When Li-ion and Li-polymer cells initially go into production, their availability will likely be limited to these big applications. To some extent the product descriptions included in this article may be viewed more as benchmarks for the current state-of-the-art, rather than listings of off-the-shelf standard products. The general availability of these products may come in six months, a year, or perhaps further down the road, depending on the specific vendor, product, application, and customer.
Many of these cells are only available from the manufacturer, reflecting economic considerations and practical safety concerns. In general, the cell vendors don't want to sell bare cells to OEM customers. They prefer to offer these cells within application-specific battery packs that include the necessary active and passive cell protection.
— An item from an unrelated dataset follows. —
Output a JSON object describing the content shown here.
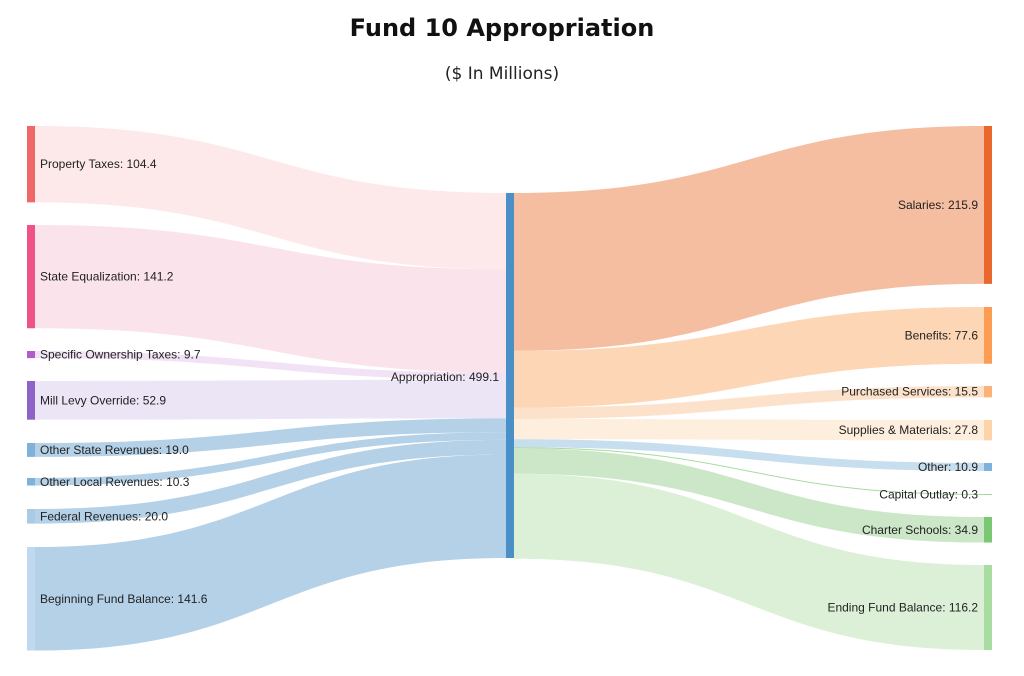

The cell manufacturer may choose to produce the packs internally, or work with third-party assembly houses that are well versed in Li-ion requirements for safe handling, packaging, and charging. Of course, there are exceptions. Cell vendors may supply bare cells to OEM customers with whom they previously established a working relationship. Cell makers may then be inclined to develop battery packs for projects that don't involve high volumes.
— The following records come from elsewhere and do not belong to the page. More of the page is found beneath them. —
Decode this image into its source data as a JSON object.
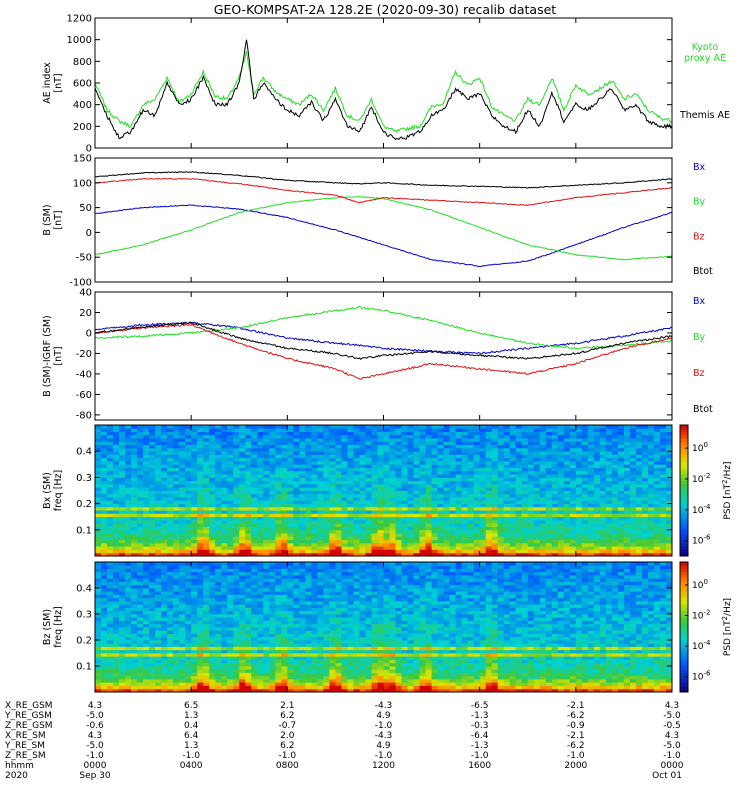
{
  "title": "GEO-KOMPSAT-2A 128.2E (2020-09-30) recalib dataset",
  "colors": {
    "black": "#000000",
    "blue": "#0000cc",
    "green": "#22dd22",
    "red": "#dd1111"
  },
  "chart_data": [
    {
      "type": "line",
      "ylabel_lines": [
        "AE index",
        "[nT]"
      ],
      "ylim": [
        0,
        1200
      ],
      "yticks": [
        0,
        200,
        400,
        600,
        800,
        1000,
        1200
      ],
      "legend_placement": "right",
      "series": [
        {
          "name": "Kyoto\nproxy AE",
          "color": "#22dd22",
          "x": [
            0,
            0.5,
            1,
            1.5,
            2,
            2.5,
            3,
            3.5,
            4,
            4.5,
            5,
            5.5,
            6,
            6.3,
            6.6,
            7,
            7.5,
            8,
            8.5,
            9,
            9.5,
            10,
            10.5,
            11,
            11.5,
            12,
            12.5,
            13,
            13.5,
            14,
            14.5,
            15,
            15.5,
            16,
            16.5,
            17,
            17.5,
            18,
            18.5,
            19,
            19.5,
            20,
            20.5,
            21,
            21.5,
            22,
            22.5,
            23,
            23.5,
            24
          ],
          "values": [
            600,
            350,
            250,
            200,
            400,
            450,
            650,
            420,
            500,
            700,
            480,
            450,
            650,
            880,
            500,
            650,
            520,
            450,
            400,
            500,
            350,
            550,
            300,
            250,
            450,
            200,
            150,
            180,
            200,
            380,
            420,
            700,
            580,
            650,
            380,
            300,
            250,
            450,
            400,
            650,
            350,
            580,
            500,
            550,
            620,
            450,
            500,
            350,
            280,
            250
          ]
        },
        {
          "name": "Themis AE",
          "color": "#000000",
          "x": [
            0,
            0.5,
            1,
            1.5,
            2,
            2.5,
            3,
            3.5,
            4,
            4.5,
            5,
            5.5,
            6,
            6.3,
            6.6,
            7,
            7.5,
            8,
            8.5,
            9,
            9.5,
            10,
            10.5,
            11,
            11.5,
            12,
            12.5,
            13,
            13.5,
            14,
            14.5,
            15,
            15.5,
            16,
            16.5,
            17,
            17.5,
            18,
            18.5,
            19,
            19.5,
            20,
            20.5,
            21,
            21.5,
            22,
            22.5,
            23,
            23.5,
            24
          ],
          "values": [
            550,
            300,
            100,
            150,
            350,
            300,
            600,
            400,
            450,
            650,
            400,
            400,
            600,
            1000,
            450,
            600,
            450,
            350,
            300,
            420,
            250,
            450,
            200,
            150,
            380,
            150,
            80,
            100,
            150,
            300,
            350,
            550,
            450,
            500,
            300,
            200,
            150,
            350,
            200,
            520,
            250,
            400,
            350,
            450,
            550,
            350,
            400,
            250,
            200,
            200
          ]
        }
      ]
    },
    {
      "type": "line",
      "ylabel_lines": [
        "B (SM)",
        "[nT]"
      ],
      "ylim": [
        -100,
        150
      ],
      "yticks": [
        -100,
        -50,
        0,
        50,
        100,
        150
      ],
      "legend_placement": "right",
      "series": [
        {
          "name": "Bx",
          "color": "#0000cc",
          "x": [
            0,
            2,
            4,
            6,
            8,
            10,
            11,
            12,
            14,
            16,
            18,
            20,
            22,
            24
          ],
          "values": [
            38,
            50,
            55,
            47,
            30,
            5,
            -10,
            -25,
            -55,
            -68,
            -58,
            -25,
            10,
            40
          ]
        },
        {
          "name": "By",
          "color": "#22dd22",
          "x": [
            0,
            2,
            4,
            6,
            8,
            10,
            11,
            12,
            14,
            16,
            18,
            20,
            22,
            24
          ],
          "values": [
            -45,
            -25,
            5,
            40,
            60,
            70,
            72,
            68,
            45,
            10,
            -25,
            -45,
            -55,
            -48
          ]
        },
        {
          "name": "Bz",
          "color": "#dd1111",
          "x": [
            0,
            2,
            4,
            6,
            8,
            10,
            11,
            12,
            14,
            16,
            18,
            20,
            22,
            24
          ],
          "values": [
            100,
            108,
            108,
            98,
            85,
            75,
            60,
            70,
            65,
            60,
            55,
            70,
            80,
            90
          ]
        },
        {
          "name": "Btot",
          "color": "#000000",
          "x": [
            0,
            2,
            4,
            6,
            8,
            10,
            11,
            12,
            14,
            16,
            18,
            20,
            22,
            24
          ],
          "values": [
            112,
            120,
            122,
            115,
            105,
            100,
            98,
            100,
            95,
            93,
            90,
            95,
            100,
            108
          ]
        }
      ]
    },
    {
      "type": "line",
      "ylabel_lines": [
        "B (SM)-IGRF (SM)",
        "[nT]"
      ],
      "ylim": [
        -85,
        40
      ],
      "yticks": [
        -80,
        -60,
        -40,
        -20,
        0,
        20,
        40
      ],
      "legend_placement": "right",
      "series": [
        {
          "name": "Bx",
          "color": "#0000cc",
          "x": [
            0,
            2,
            4,
            6,
            8,
            10,
            11,
            12,
            14,
            16,
            18,
            20,
            22,
            24
          ],
          "values": [
            3,
            8,
            10,
            5,
            -5,
            -10,
            -12,
            -15,
            -18,
            -20,
            -15,
            -10,
            -3,
            5
          ]
        },
        {
          "name": "By",
          "color": "#22dd22",
          "x": [
            0,
            2,
            4,
            6,
            8,
            10,
            11,
            12,
            14,
            16,
            18,
            20,
            22,
            24
          ],
          "values": [
            -5,
            -3,
            0,
            5,
            15,
            22,
            25,
            22,
            12,
            0,
            -10,
            -15,
            -12,
            -8
          ]
        },
        {
          "name": "Bz",
          "color": "#dd1111",
          "x": [
            0,
            2,
            4,
            6,
            8,
            10,
            11,
            12,
            14,
            16,
            18,
            20,
            22,
            24
          ],
          "values": [
            0,
            5,
            8,
            -10,
            -25,
            -35,
            -45,
            -40,
            -30,
            -35,
            -40,
            -30,
            -15,
            -5
          ]
        },
        {
          "name": "Btot",
          "color": "#000000",
          "x": [
            0,
            2,
            4,
            6,
            8,
            10,
            11,
            12,
            14,
            16,
            18,
            20,
            22,
            24
          ],
          "values": [
            0,
            6,
            10,
            -5,
            -15,
            -20,
            -25,
            -22,
            -18,
            -22,
            -25,
            -20,
            -10,
            -3
          ]
        }
      ]
    },
    {
      "type": "heatmap",
      "component": "Bx (SM)",
      "ylabel_lines": [
        "Bx (SM)",
        "freq [Hz]"
      ],
      "ylim": [
        0,
        0.5
      ],
      "yticks": [
        0.1,
        0.2,
        0.3,
        0.4
      ],
      "colorbar_label": "PSD [nT^2/Hz]",
      "colorbar_ticks": [
        "10^0",
        "10^-2",
        "10^-4",
        "10^-6"
      ],
      "colorbar_values": [
        0,
        -2,
        -4,
        -6
      ],
      "colorbar_range": [
        -7,
        1.5
      ],
      "bands_hz": [
        0.16,
        0.18
      ],
      "bursts_hours": [
        4.5,
        6.2,
        7.8,
        10,
        11.8,
        12.3,
        13.8,
        16.5
      ]
    },
    {
      "type": "heatmap",
      "component": "Bz (SM)",
      "ylabel_lines": [
        "Bz (SM)",
        "freq [Hz]"
      ],
      "ylim": [
        0,
        0.5
      ],
      "yticks": [
        0.1,
        0.2,
        0.3,
        0.4
      ],
      "colorbar_label": "PSD [nT^2/Hz]",
      "colorbar_ticks": [
        "10^0",
        "10^-2",
        "10^-4",
        "10^-6"
      ],
      "colorbar_values": [
        0,
        -2,
        -4,
        -6
      ],
      "colorbar_range": [
        -7,
        1.5
      ],
      "bands_hz": [
        0.14,
        0.17
      ],
      "bursts_hours": [
        4.5,
        6.2,
        7.8,
        10,
        11.8,
        12.3,
        13.8,
        16.5
      ]
    }
  ],
  "ephemeris": {
    "rows": [
      {
        "label": "X_RE_GSM",
        "values": [
          "4.3",
          "6.5",
          "2.1",
          "-4.3",
          "-6.5",
          "-2.1",
          "4.3"
        ]
      },
      {
        "label": "Y_RE_GSM",
        "values": [
          "-5.0",
          "1.3",
          "6.2",
          "4.9",
          "-1.3",
          "-6.2",
          "-5.0"
        ]
      },
      {
        "label": "Z_RE_GSM",
        "values": [
          "-0.6",
          "0.4",
          "-0.7",
          "-1.0",
          "-0.3",
          "-0.9",
          "-0.5"
        ]
      },
      {
        "label": "X_RE_SM",
        "values": [
          "4.3",
          "6.4",
          "2.0",
          "-4.3",
          "-6.4",
          "-2.1",
          "4.3"
        ]
      },
      {
        "label": "Y_RE_SM",
        "values": [
          "-5.0",
          "1.3",
          "6.2",
          "4.9",
          "-1.3",
          "-6.2",
          "-5.0"
        ]
      },
      {
        "label": "Z_RE_SM",
        "values": [
          "-1.0",
          "-1.0",
          "-1.0",
          "-1.0",
          "-1.0",
          "-1.0",
          "-1.0"
        ]
      },
      {
        "label": "hhmm",
        "values": [
          "0000",
          "0400",
          "0800",
          "1200",
          "1600",
          "2000",
          "0000"
        ]
      },
      {
        "label": "2020",
        "values": [
          "Sep 30",
          "",
          "",
          "",
          "",
          "",
          "Oct 01"
        ]
      }
    ],
    "tick_hours": [
      0,
      4,
      8,
      12,
      16,
      20,
      24
    ]
  }
}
Another mitigating factor is the cell maker's level of automation. Cell vendors that rely more on manual assembly might be more willing to work with customers seeking lower volume production.
If either pricing or availability for the latest, thinnest prismatic cells presents a problem, designers may have better luck obtaining some of the larger cells, which are currently in widespread use. For example, Michael Shu, sales engineer at BYD America, says that among cell phones—the largest market for Li-ion cells—the 6- by 30- by 48-mm prismatic is the most popular size (see the table).
Designers should take notice of emerging trends that may seem at odds with the overall industry trends. For instance, Doug Magnuson of Gold Peak Industries observes that many laptop designs are migrating from 18650 cylindricals to 10-mm prismatics.
So, despite the increased development of thin cells, there may be renewed interest in the larger and older prismatic sizes. Moreover, these sizes will supply the highest capacities available. Among the new 10-mm prismatics are two from Gold Peak—a 19- by 41-mm cell rated for 600 mAh, and a 34- by 48-mm cell rated for 1650 mAh. Both are expected to begin sampling in May.
Panasonic also recently introduced a 10.5- by 34- by 50-mm cell that's currently in production. The CGA103450 offers a typical capacity of 1800 mAh.
For designers who can live with a cylindrical battery, the industry-standard 18650 offers both availability and highest performance. As noted previously, this cell is now being available with capacities of greater than 2000 mAh.